Этот Новый год был особенным. Гуляли за городом. Большой весёлой компанией. Вскладчину сняли небольшой дом, одну комнату выделили детям, во второй отрывались взрослые. Было много конфет и лимонада, но Дору привлекали ярко-рыжие шарики, которые горкой лежали в неглубокой стеклянной вазе. Пока остальная детвора набивала рот конфетами, Дора наслаждалась необычным экзотическим вкусом.
— Эй, ты, Брунгильда! — Длинный рыжеволосый пацан, который был самым взрослым среди них, впился в Дору злыми голубыми глазами. — Что это ты там лопаешь?
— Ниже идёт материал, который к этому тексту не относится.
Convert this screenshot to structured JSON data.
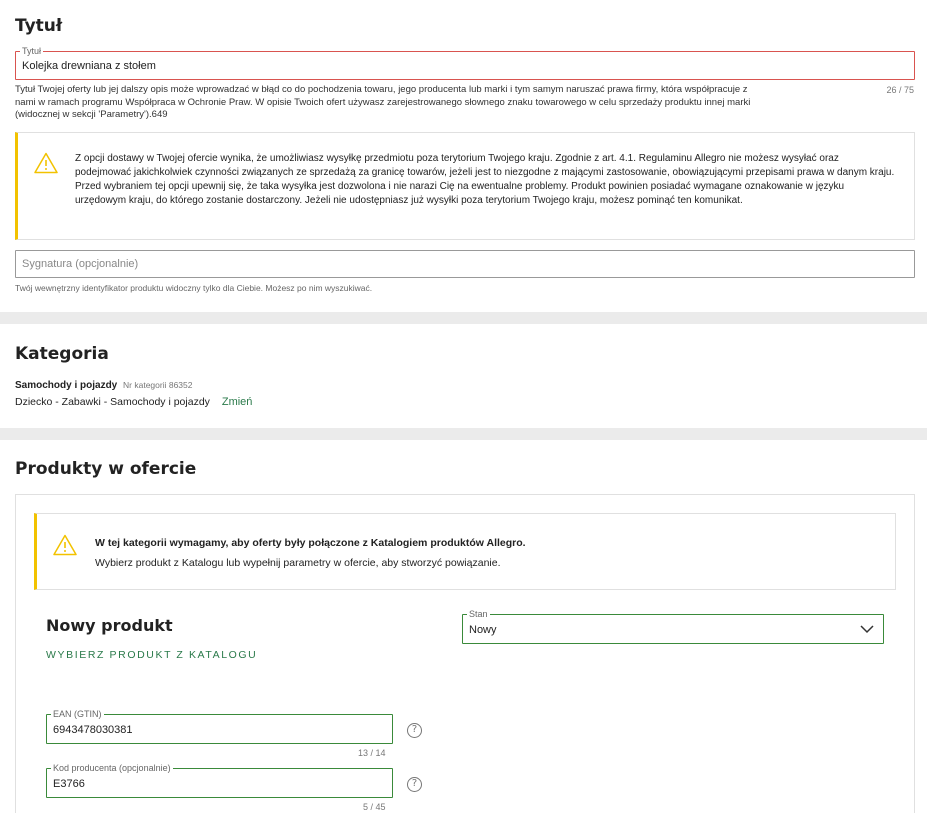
{
  "title_section": {
    "heading": "Tytuł",
    "field_legend": "Tytuł",
    "field_value": "Kolejka drewniana z stołem",
    "counter": "26 / 75",
    "error_text": "Tytuł Twojej oferty lub jej dalszy opis może wprowadzać w błąd co do pochodzenia towaru, jego producenta lub marki i tym samym naruszać prawa firmy, która współpracuje z nami w ramach programu Współpraca w Ochronie Praw. W opisie Twoich ofert używasz zarejestrowanego słownego znaku towarowego w celu sprzedaży produktu innej marki (widocznej w sekcji 'Parametry').649",
    "warning_text": "Z opcji dostawy w Twojej ofercie wynika, że umożliwiasz wysyłkę przedmiotu poza terytorium Twojego kraju. Zgodnie z art. 4.1. Regulaminu Allegro nie możesz wysyłać oraz podejmować jakichkolwiek czynności związanych ze sprzedażą za granicę towarów, jeżeli jest to niezgodne z mającymi zastosowanie, obowiązującymi przepisami prawa w danym kraju. Przed wybraniem tej opcji upewnij się, że taka wysyłka jest dozwolona i nie narazi Cię na ewentualne problemy. Produkt powinien posiadać wymagane oznakowanie w języku urzędowym kraju, do którego zostanie dostarczony. Jeżeli nie udostępniasz już wysyłki poza terytorium Twojego kraju, możesz pominąć ten komunikat.",
    "signature_placeholder": "Sygnatura (opcjonalnie)",
    "signature_help": "Twój wewnętrzny identyfikator produktu widoczny tylko dla Ciebie. Możesz po nim wyszukiwać."
  },
  "category_section": {
    "heading": "Kategoria",
    "category_name": "Samochody i pojazdy",
    "category_number": "Nr kategorii 86352",
    "path": "Dziecko - Zabawki - Samochody i pojazdy",
    "change_link": "Zmień"
  },
  "products_section": {
    "heading": "Produkty w ofercie",
    "info_bold": "W tej kategorii wymagamy, aby oferty były połączone z Katalogiem produktów Allegro.",
    "info_text": "Wybierz produkt z Katalogu lub wypełnij parametry w ofercie, aby stworzyć powiązanie.",
    "new_product_heading": "Nowy produkt",
    "choose_catalog_link": "WYBIERZ PRODUKT Z KATALOGU",
    "state_legend": "Stan",
    "state_value": "Nowy",
    "ean_legend": "EAN (GTIN)",
    "ean_value": "6943478030381",
    "ean_counter": "13 / 14",
    "producer_code_legend": "Kod producenta (opcjonalnie)",
    "producer_code_value": "E3766",
    "producer_code_counter": "5 / 45",
    "help_icon_glyph": "?"
  },
  "colors": {
    "accent_green": "#2a7a4a",
    "error_red": "#d9534f",
    "warning_yellow": "#f2c200",
    "valid_green": "#3a8a3a"
  }
}
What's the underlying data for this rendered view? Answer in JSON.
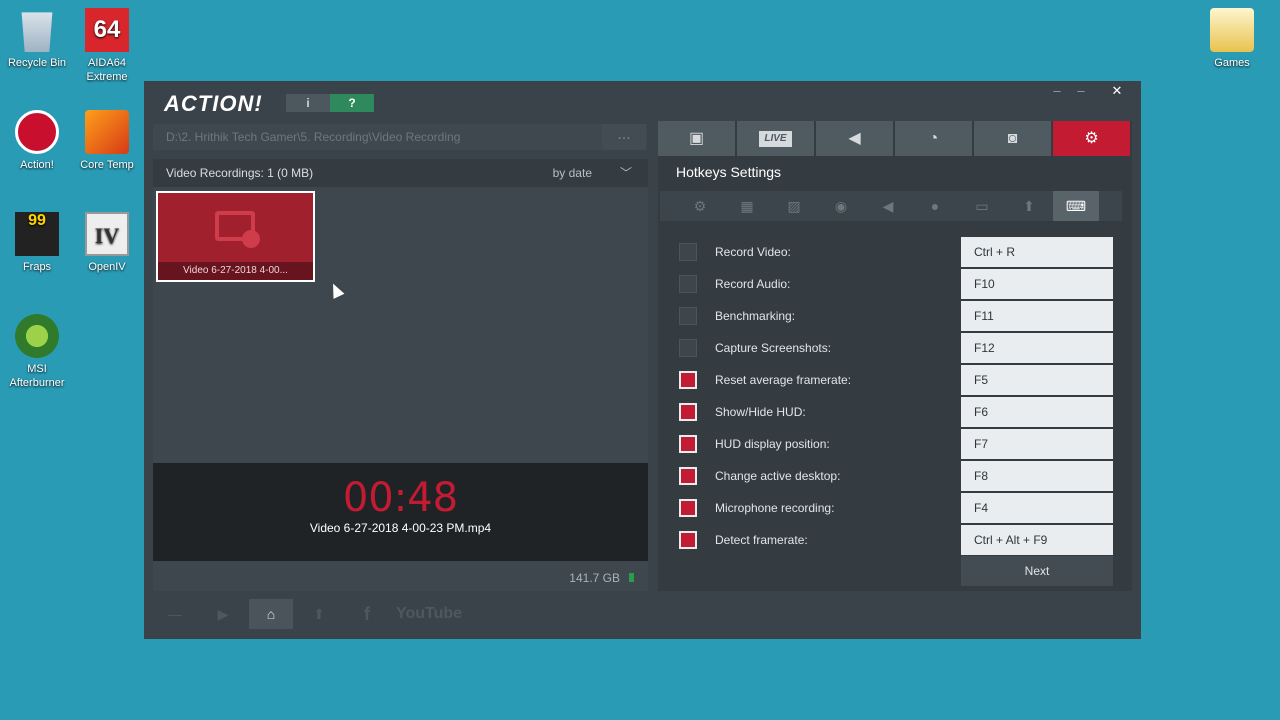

Генку Дора ненавидела, но ей приходилось терпеть насмешки и обидные клички, которые сыпались из Генкиного рта, как из решета. Генка был сыном маминого начальника и, когда однажды Дора пожаловалась на ненавистного мальчишку родителям, в ответ услышала лишь:
— Отстань, сама виновата.
Стало обидно. Ведь это были её родители. Её. Она ждала заступничества, ну ладно, пусть не заступничества, но хотя бы сочувствия. Даже если бы они просто погладили её по головке — тоже неплохо. Вроде, как на болячку подуть. Пусть и не лечит, зато боль утихает. Но ничего такого не было.
Урок Дора усвоила и с тех пор никогда родителям больше не жаловалась, и ничем вообще не делилась. Ни плохим, ни хорошим.
— Это апельсины, — Дора заискивающе улыбнулась.
— Я вижу, что апельсины. — Конопатый Генка направился в её сторону. — Жрёшь тут сама… Другим не надо, что ли?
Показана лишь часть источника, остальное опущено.